近年の市場のグローバル化やインターネットをはじめとする通信技術の発展に伴い製品設計も複数の国や地域にまたがって行われることが多くなってきた.一方,計算機のコストパフォーマンスの向上,コンピュータグラフィックスやバーチャルリアリティ技術の進歩により大型のプロジェクタやヘッドマウンティッドディスプレイ(HMD)に映し出された仮想空間の中で触覚ディスプレイや力覚センサ等を用いた各種入力デバイスによる直観的・直接的な設計の手法も開発されつつある.このような背景から,遠隔地に居る複数の設計者が仮想空間を共有し,円滑にコミュニケーションをしながら製品形状の評価・決定ができるシステムの開発が進められている。一方、これまでに人間同士のコミュニケーションを合成的に解析することを目的として、仮想空間を用いた身体的バーチャルコミュニケーションシステムを構築し、円滑なインタラクションを行うには相手ばかりでなく相手と自己の振舞いや関係が分かり、空間を共有しているという実感が得られることが重要であることが明らかにされている。そこで、本研究室では、このような仕組みを協調作業支援システムに導入することで、より円滑な協調設計ができる支援システムの研究・開発を行っている。

 

 

 

「音空間レンダリング技術の開発」

"音空間レンダリングは,波動性を考慮した3次元音場計算により聴取位置での音圧波形を数値的に計算,可聴化する技術で,ちょうど画像分野におけるCGレンダリングに対応する技術と言える。

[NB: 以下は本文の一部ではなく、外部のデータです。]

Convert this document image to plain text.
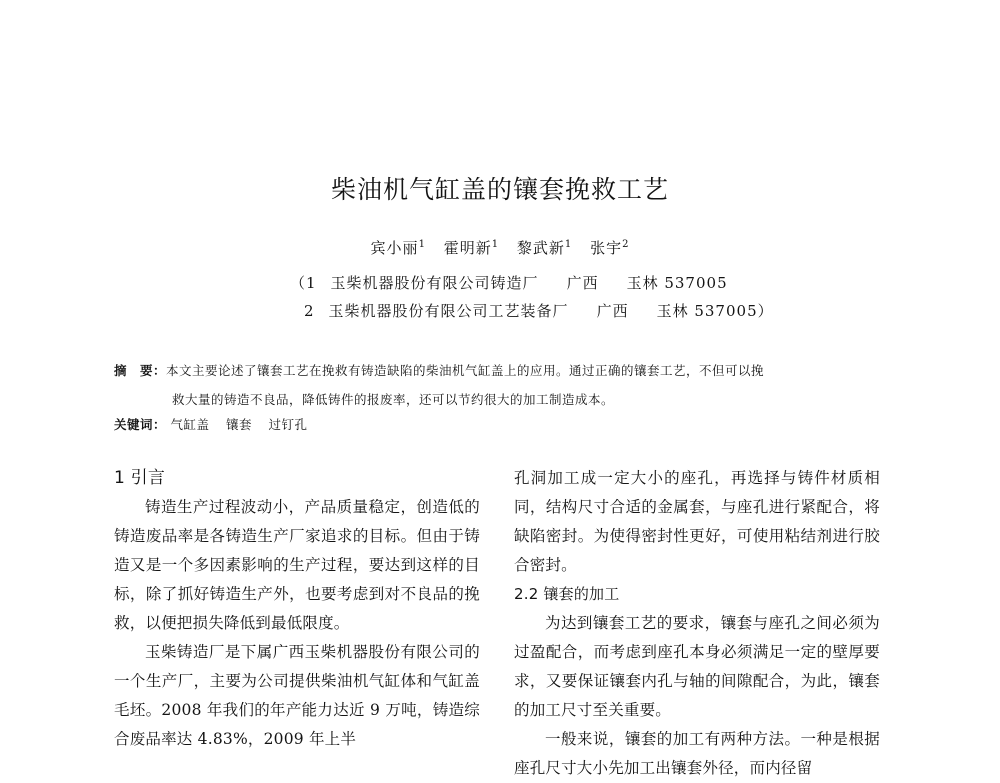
柴油机气缸盖的镶套挽救工艺
宾小丽$^1$ 霍明新$^1$ 黎武新$^1$ 张宇$^2$
（1 玉柴机器股份有限公司铸造厂 广西 玉林 537005
2 玉柴机器股份有限公司工艺装备厂 广西 玉林 537005）
摘　要：本文主要论述了镶套工艺在挽救有铸造缺陷的柴油机气缸盖上的应用。通过正确的镶套工艺，不但可以挽
救大量的铸造不良品，降低铸件的报废率，还可以节约很大的加工制造成本。
关键词： 气缸盖 镶套 过钉孔
1 引言

铸造生产过程波动小，产品质量稳定，创造低的铸造废品率是各铸造生产厂家追求的目标。但由于铸造又是一个多因素影响的生产过程，要达到这样的目标，除了抓好铸造生产外，也要考虑到对不良品的挽救，以便把损失降低到最低限度。

玉柴铸造厂是下属广西玉柴机器股份有限公司的一个生产厂，主要为公司提供柴油机气缸体和气缸盖毛坯。2008 年我们的年产能力达近 9 万吨，铸造综合废品率达 4.83%，2009 年上半

孔洞加工成一定大小的座孔，再选择与铸件材质相同，结构尺寸合适的金属套，与座孔进行紧配合，将缺陷密封。为使得密封性更好，可使用粘结剂进行胶合密封。

2.2 镶套的加工

为达到镶套工艺的要求，镶套与座孔之间必须为过盈配合，而考虑到座孔本身必须满足一定的壁厚要求，又要保证镶套内孔与轴的间隙配合，为此，镶套的加工尺寸至关重要。

一般来说，镶套的加工有两种方法。一种是根据座孔尺寸大小先加工出镶套外径，而内径留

CGのようにバーチャルな音響空間を自由に構築できるため,新しい音響技術として期待されている。音空間レンダリングと立体音響技術を組み合わせると,3次元音場を自由に制御できるため,設計段階のホールの音響が聴覚で確認できたり,初音ミクなどのバーチャルなキャラクタを臨場感たっぷりに歌わせることが可能となり,音による新たなコンテンツ産業の創出が期待できる。これまで,コンサートホール規模の大規模な音響空間のレンダリングは困難であったが,GPUクラスタを用いることでCDと同程度の音質でレンダリングが可能となった。これは,現時点での世界最高水準である。

 

  

 

「シリコンコンサートホールの設計・開発」

シリコンコンサートホールは,CGにおけるグラフフィックスボードと同じようにハードウェアを用いてリアルタイムに音空間をレンダリングする技術である。シリコンコンサートホールが実現されると,居ながらにして有名コンサートホールの音響を様々な座席位置で楽しめるようになったり,オペラ歌手の移動など臨場感溢れる音響が楽しめるようになる。また,映像とのインタラクションにより高臨場感を伴うバーチャル空間の構築も可能となることが期待される。これは,リスナーがこれまで制御できなかった音響空間や集音・録音部を制御可能にすることを意味し,音響・再生技術の概念を根本から変える可能性がある。